Abstract:
Socioeconomic classification using satellite imagery is an emerging way of monitoring
different social classes dwelling in a heterogeneous urban society. As it has proved
to be effective in addressing numerous social challenges, developing countries demand
such hassle-free mechanisms to keep a close check on the growth rate of these social
groups. This research is an attempt to perform this challenging task by using machine
learning techniques, with the economic hub of Pakistan, Karachi, as the study area.
The study caters the issue of unavailability of very high resolution (VHR) satellite
data by using Google basemaps. Furthermore, acquisition of ground truth data was
also accomplished through one of the leading and legitimate real estate web portals.

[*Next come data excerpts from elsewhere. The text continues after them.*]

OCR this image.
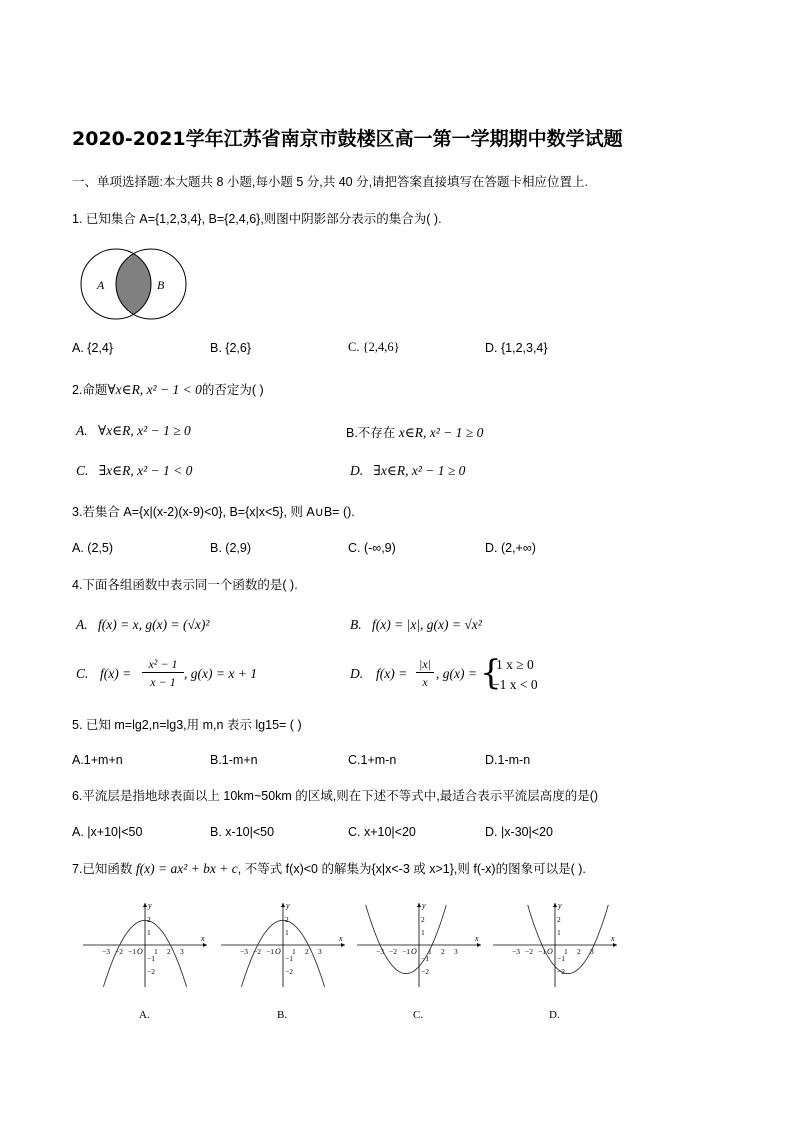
2020-2021学年江苏省南京市鼓楼区高一第一学期期中数学试题
一、单项选择题:本大题共 8 小题,每小题 5 分,共 40 分,请把答案直接填写在答题卡相应位置上.
1. 已知集合 A={1,2,3,4}, B={2,4,6},则图中阴影部分表示的集合为( ).
A	B
A. {2,4}	B. {2,6}	C. {2,4,6}	D. {1,2,3,4}
2.命题∀x∈R, x² − 1 < 0的否定为( )
A. ∀x∈R, x² − 1 ≥ 0	B.不存在 x∈R, x² − 1 ≥ 0
C. ∃x∈R, x² − 1 < 0	D. ∃x∈R, x² − 1 ≥ 0
3.若集合 A={x|(x-2)(x-9)<0}, B={x|x<5}, 则 A∪B= ().
A. (2,5)	B. (2,9)	C. (-∞,9)	D. (2,+∞)
4.下面各组函数中表示同一个函数的是( ).
A. f(x) = x, g(x) = (√x)²	B. f(x) = |x|, g(x) = √x²
C. f(x) =
x² − 1
x − 1
, g(x) = x + 1	D. f(x) =
|x|
x
, g(x) = {
1 x ≥ 0
−1 x < 0
5. 已知 m=lg2,n=lg3,用 m,n 表示 lg15= ( )
A.1+m+n	B.1-m+n	C.1+m-n	D.1-m-n
6.平流层是指地球表面以上 10km~50km 的区域,则在下述不等式中,最适合表示平流层高度的是()
A. |x+10|<50	B. x-10|<50	C. x+10|<20	D. |x-30|<20
7.已知函数 f(x) = ax² + bx + c, 不等式 f(x)<0 的解集为{x|x<-3 或 x>1},则 f(-x)的图象可以是( ).
x
y
O
−3 −2 −1 1 2 3
2
1
−1
−2
A.
x
y
O
−3 −2 −1 1 2 3
2
1
−1
−2
B.
x
y
O
−3 −2 −1 1 2 3
2
1
−1
−2
C.
x
y
O
−3 −2 −1 1 2 3
2
1
−1
−2
D.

The processed VHR raster data of Karachi is classified into three major social classes
i.e. lower, middle and upper class, using the grid-based approach with random forest
classifier via semi-supervised classification technique. According to the findings, the
populated areas of Karachi are constituted by 10%, 11%, and 8% of citizens belonging
to the middle, lower, and upper classes, respectively. Classification results demonstrate
that a major population of people belonging to the lower class dwell in the west and
malir districts, while the upper and middle classes predominate the south and central
districts of Karachi. However, all three socioeconomic strata have been shown to make
significant contributions to the population of the east district. The results obtained
show overall accuracy of 78.2%, which is higher than the accuracy of similar work done
in past. The study paves way for automated socioeconomic classification, opening
doors for further experimentation in this domain.